Magazine Moyen Orient

Celui qui rapproche.

Publié le 28 mars 2010 par Wilverge

Celui qui rapproche.
Damas, Syrie
Normalement, lorsque quelqu'un nous aborde dans la rue, nous demeurons sceptiques. On se demande où est l'astuce, l'attrape touriste dans laquelle on ne veut pas tomber. Mais, aujourd'hui c'est différent. Il se nomme Mourad, il est musicien. Fier, il nous le prouve en dépliant le précieux bout de journal jaunit exposant sous nos yeux un article sur lui.
« Un thé mes amis? Je vous invite chez moi ».
On se regarde quelques secondes, pas trop certains avant d'accepter avec joie. Qui ne risque rien n'a rien comme on dit! De plus, du haut de ses quatre pieds dix pouces, il ne nous semble pas très menaçant.
Nous le suivons à travers des ruelles labyrinthiques du vieux Damas. De vieilles maisons de pierres au deuxième étage à l'inclinaison douteuse, des plantes grimpantes, des enfants qui jouent dans la rue. Tout à fait charmant jusqu'à ce que je me rende compte que je ne saurais plus repérer la rue principale. Peu importe!
Puis, on arrive chez lui. Une pièce aux fenêtres bouchées pas plus grande que votre cabanon. Au sol, des tapis et des coussins qui sentent la litière et l'humidité. Il s'empresse de brancher un fil électrique donnant vie à une ampoule dénudée d'abat-jour et flottante au plafond. Sur les murs, pour compléter la déco, des calendriers datant de 2004, des photos de lui et une horloge figée dans le temps depuis quand…2004 peut-être?
« Faites comme chez vous, asseyez-vous s'il vous plaît ».
Tirant une bombonne de gaz au milieu de la pièce, tout est en place pour le « tea time », sans les petits fours et les petits doigts en l'air.
Et pendant que ça bout, il nous présente vite fait ses instruments de musique.

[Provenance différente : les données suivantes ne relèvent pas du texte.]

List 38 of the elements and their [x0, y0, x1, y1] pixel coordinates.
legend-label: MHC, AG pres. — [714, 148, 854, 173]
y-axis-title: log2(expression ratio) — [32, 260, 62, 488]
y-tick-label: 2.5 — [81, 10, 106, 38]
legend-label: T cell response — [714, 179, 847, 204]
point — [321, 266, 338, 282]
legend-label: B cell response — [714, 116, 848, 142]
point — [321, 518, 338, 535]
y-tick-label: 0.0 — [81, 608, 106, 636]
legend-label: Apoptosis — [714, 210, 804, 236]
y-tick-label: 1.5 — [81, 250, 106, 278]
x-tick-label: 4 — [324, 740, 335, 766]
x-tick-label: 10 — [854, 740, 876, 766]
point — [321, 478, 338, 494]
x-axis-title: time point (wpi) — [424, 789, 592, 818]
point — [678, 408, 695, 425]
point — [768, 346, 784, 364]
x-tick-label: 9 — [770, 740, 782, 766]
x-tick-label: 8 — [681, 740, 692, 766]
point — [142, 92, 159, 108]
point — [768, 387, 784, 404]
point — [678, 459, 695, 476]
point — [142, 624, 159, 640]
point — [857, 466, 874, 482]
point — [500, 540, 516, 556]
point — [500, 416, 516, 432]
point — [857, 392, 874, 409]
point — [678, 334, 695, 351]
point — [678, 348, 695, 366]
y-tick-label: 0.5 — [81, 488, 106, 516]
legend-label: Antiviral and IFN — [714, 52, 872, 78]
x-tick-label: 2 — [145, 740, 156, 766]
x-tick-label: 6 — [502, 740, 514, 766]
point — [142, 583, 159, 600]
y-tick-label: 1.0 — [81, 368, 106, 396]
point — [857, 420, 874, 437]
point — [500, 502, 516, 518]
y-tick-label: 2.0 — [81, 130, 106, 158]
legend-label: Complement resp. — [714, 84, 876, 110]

Deux guitares qui se nomment « tambour », une flûte taillée dans un tuyau de métal et dont il est essoufflant de produire un son, un tambourin et un violon bédouin à une corde. Voilà, les présentations sont faites.
Il se met au « tambour » et me tend le tambourin. Je décline l'offre gentiment connaissant la coordination défectueuse de mes deux mains mais, il insiste de façon à ce que je ne puisse pas me défiler. Will me lance un sourire moqueur tandis que je claque timidement mes doigts sur l'objet en question!
Mourad, quant à lui, les yeux clos, se plonge totalement dans son art et c'est magnifique. Il ne s'arrête pratiquement que pour nous resservir du précieux breuvage mentholé avant de changer pour le café dit à la turc. Plus corsé, il est servi dans des petites tasses qu'on aurait dit faites pour les poupées.
Peu de mots sont échangés, ce qui ne l'empêche pas de nous communiquer sa philosophie de vie qui se veut de ne pas trop travailler pour profiter de la vie. Et quand je regarde autour de moi, je pourrais bien la traduire par deux mots : simplicité volontaire.
L'après-midi passe sans trop que l'on s'en rende compte. Seule ma vessie me rappelle que nous venons de boire quatre thés et trois cafés. Notre nouvel ami me prête donc ses sandales avant de me conduire à un trou creusé dans le béton derrière une porte en bois.
Il est l'heure de partir. Mourad tente de nous retenir par une invitation à souper, il a des patates et de l'huile, dit-il!
Nous déclinons l'offre pour ne pas abuser de sa générosité et il nous reconduit à la porte. Ses voisins, intrigués, nous regardent en souriant tentant de sortir du labyrinthe une brouette remplie de ferraille.
Nous regagnons donc la rue principale et replongeons rapidement dans le tourbillon touristique des vendeurs de tapis et de souvenirs en tout genre.
Cet après-midi aura été une incursion mémorable dans la vie quotidienne et simple des gens vivant de l'autre côté des murs fortifiés de la vieille ville. Vue normalement fermée aux touristes mais, qui nous a généreusement été ouverte par le biais d'un thé qui ici, au Moyen-Orient, rapproche les gens.
- Nad, définitivement pas musicienne.